Pero cuando la fe comenzó a propagarse y a la gente le pareció divertida la idea de mover montañas, éstas no hacían sino cambiar de sitio, y cada vez era más difícil encontrarlas en el lugar en que uno las había dejado la noche anterior; cosa que por supuesto creaba más dificultades que las que resolvía. La buena gente prefirió entonces abandonar la fe y ahora las montañas permanecen por lo general en su sitio.
Cuando en la carretera se produce un derrumbe bajo el cual mueren varios viajeros, es que alguien, muy lejano o inmediato, tuvo un ligerísimo atisbo de fe.
Augusto Monterroso 

Historias de Cronopios y de famas

Piensa en esto: cuando te regalan un reloj te regalan un pequeño infierno florido, una cadena de rosas, un calabozo de aire. No te dan solamente el reloj, que los cumplas muy felices y esperamos que te dure porque es de buena marca, suizo con áncora de rubíes; no te regalan solamente ese menudo picapedrero que te atarás a la muñeca y pasearás contigo.
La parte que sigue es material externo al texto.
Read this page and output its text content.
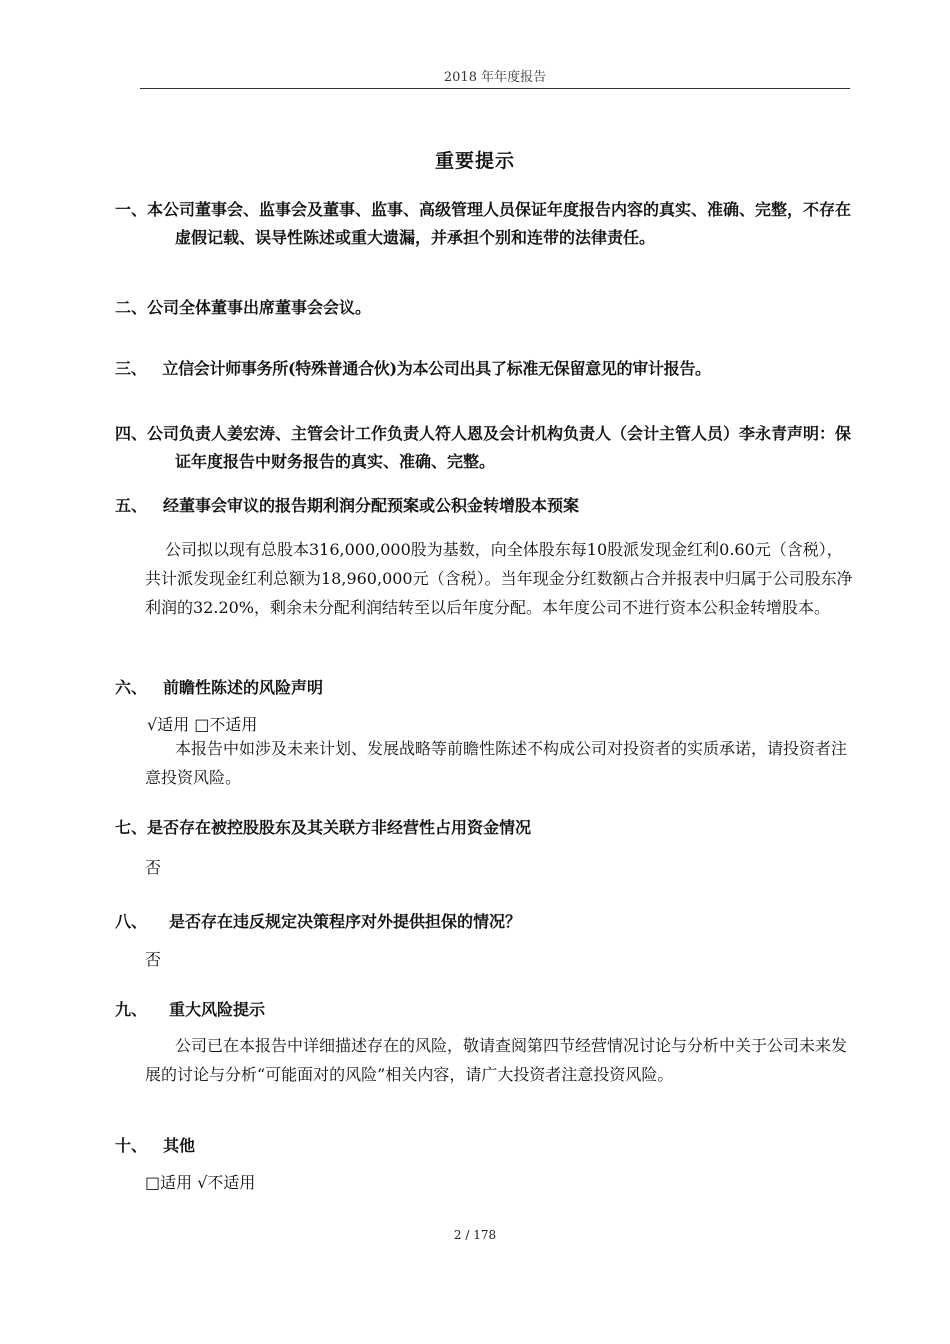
2018 年年度报告
重要提示
一、本公司董事会、监事会及董事、监事、高级管理人员保证年度报告内容的真实、准确、完整，不存在虚假记载、误导性陈述或重大遗漏，并承担个别和连带的法律责任。
二、公司全体董事出席董事会会议。
三、 立信会计师事务所(特殊普通合伙)为本公司出具了标准无保留意见的审计报告。
四、公司负责人姜宏涛、主管会计工作负责人符人恩及会计机构负责人（会计主管人员）李永青声明：保证年度报告中财务报告的真实、准确、完整。
五、 经董事会审议的报告期利润分配预案或公积金转增股本预案
公司拟以现有总股本316,000,000股为基数，向全体股东每10股派发现金红利0.60元（含税），共计派发现金红利总额为18,960,000元（含税）。当年现金分红数额占合并报表中归属于公司股东净利润的32.20%，剩余未分配利润结转至以后年度分配。本年度公司不进行资本公积金转增股本。
六、 前瞻性陈述的风险声明
√适用 □不适用
本报告中如涉及未来计划、发展战略等前瞻性陈述不构成公司对投资者的实质承诺，请投资者注意投资风险。
七、是否存在被控股股东及其关联方非经营性占用资金情况
否
八、 是否存在违反规定决策程序对外提供担保的情况？
否
九、 重大风险提示
公司已在本报告中详细描述存在的风险，敬请查阅第四节经营情况讨论与分析中关于公司未来发展的讨论与分析“可能面对的风险”相关内容，请广大投资者注意投资风险。
十、 其他
□适用 √不适用
2 / 178
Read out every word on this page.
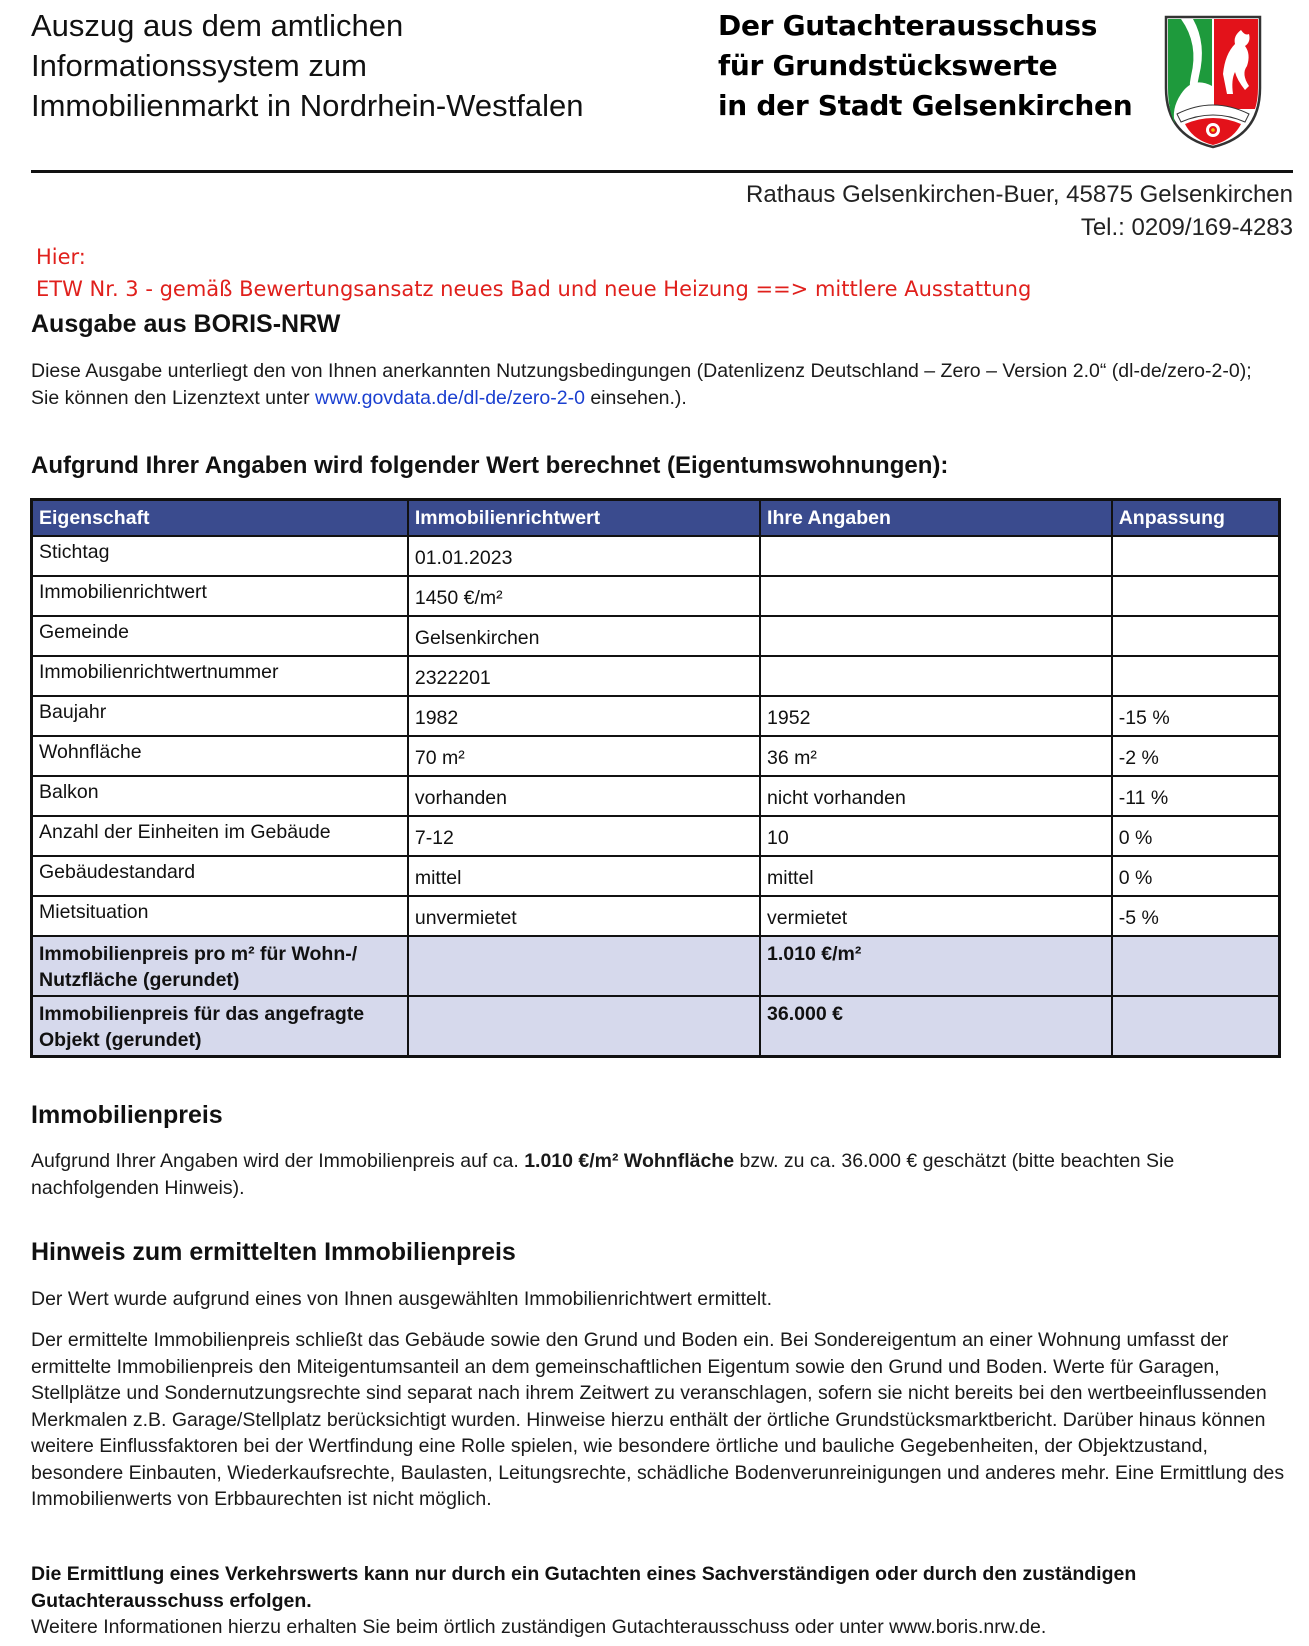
Auszug aus dem amtlichen Informationssystem zum Immobilienmarkt in Nordrhein-Westfalen
Der Gutachterausschuss
für Grundstückswerte
in der Stadt Gelsenkirchen
Rathaus Gelsenkirchen-Buer, 45875 Gelsenkirchen
Tel.: 0209/169-4283
Hier:
ETW Nr. 3 - gemäß Bewertungsansatz neues Bad und neue Heizung ==> mittlere Ausstattung
Ausgabe aus BORIS-NRW
Diese Ausgabe unterliegt den von Ihnen anerkannten Nutzungsbedingungen (Datenlizenz Deutschland – Zero – Version 2.0“ (dl-de/zero-2-0); Sie können den Lizenztext unter www.govdata.de/dl-de/zero-2-0 einsehen.).
Aufgrund Ihrer Angaben wird folgender Wert berechnet (Eigentumswohnungen):
Eigenschaft	Immobilienrichtwert	Ihre Angaben	Anpassung
Stichtag	01.01.2023		
Immobilienrichtwert	1450 €/m²		
Gemeinde	Gelsenkirchen		
Immobilienrichtwertnummer	2322201		
Baujahr	1982	1952	-15 %
Wohnfläche	70 m²	36 m²	-2 %
Balkon	vorhanden	nicht vorhanden	-11 %
Anzahl der Einheiten im Gebäude	7-12	10	0 %
Gebäudestandard	mittel	mittel	0 %
Mietsituation	unvermietet	vermietet	-5 %
Immobilienpreis pro m² für Wohn-/ Nutzfläche (gerundet)		1.010 €/m²	
Immobilienpreis für das angefragte Objekt (gerundet)		36.000 €	
Immobilienpreis
Aufgrund Ihrer Angaben wird der Immobilienpreis auf ca. 1.010 €/m² Wohnfläche bzw. zu ca. 36.000 € geschätzt (bitte beachten Sie nachfolgenden Hinweis).
Hinweis zum ermittelten Immobilienpreis
Der Wert wurde aufgrund eines von Ihnen ausgewählten Immobilienrichtwert ermittelt.
Der ermittelte Immobilienpreis schließt das Gebäude sowie den Grund und Boden ein. Bei Sondereigentum an einer Wohnung umfasst der ermittelte Immobilienpreis den Miteigentumsanteil an dem gemeinschaftlichen Eigentum sowie den Grund und Boden. Werte für Garagen, Stellplätze und Sondernutzungsrechte sind separat nach ihrem Zeitwert zu veranschlagen, sofern sie nicht bereits bei den wertbeeinflussenden Merkmalen z.B. Garage/Stellplatz berücksichtigt wurden. Hinweise hierzu enthält der örtliche Grundstücksmarktbericht. Darüber hinaus können weitere Einflussfaktoren bei der Wertfindung eine Rolle spielen, wie besondere örtliche und bauliche Gegebenheiten, der Objektzustand, besondere Einbauten, Wiederkaufsrechte, Baulasten, Leitungsrechte, schädliche Bodenverunreinigungen und anderes mehr. Eine Ermittlung des Immobilienwerts von Erbbaurechten ist nicht möglich.
Die Ermittlung eines Verkehrswerts kann nur durch ein Gutachten eines Sachverständigen oder durch den zuständigen Gutachterausschuss erfolgen.
Weitere Informationen hierzu erhalten Sie beim örtlich zuständigen Gutachterausschuss oder unter www.boris.nrw.de.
Te regalan —no lo saben, lo terrible es que no lo saben—, te regalan un nuevo pedazo frágil y precario de ti mismo, algo que es tuyo pero no es tu cuerpo, que hay que atar a tu cuerpo con su correa como un bracito desesperado colgándose de tu muñeca. Te regalan la necesidad de darle cuerda todos los días, la obligación de darle cuerda para que siga siendo un reloj; te regalan la obsesión de atender a la hora exacta en las vitrinas de las joyerías, en el anuncio por la radio, en el servicio telefónico. Te regalan el miedo de perderlo, de que te lo roben, de que se te caiga al suelo y se rompa. Te regalan su marca, y la seguridad de que es una marca mejor que las otras, te regalan la tendencia de comparar tu reloj con los demás relojes. No te regalan un reloj, tú eres el regalado, a ti te ofrecen para el cumpleaños del reloj.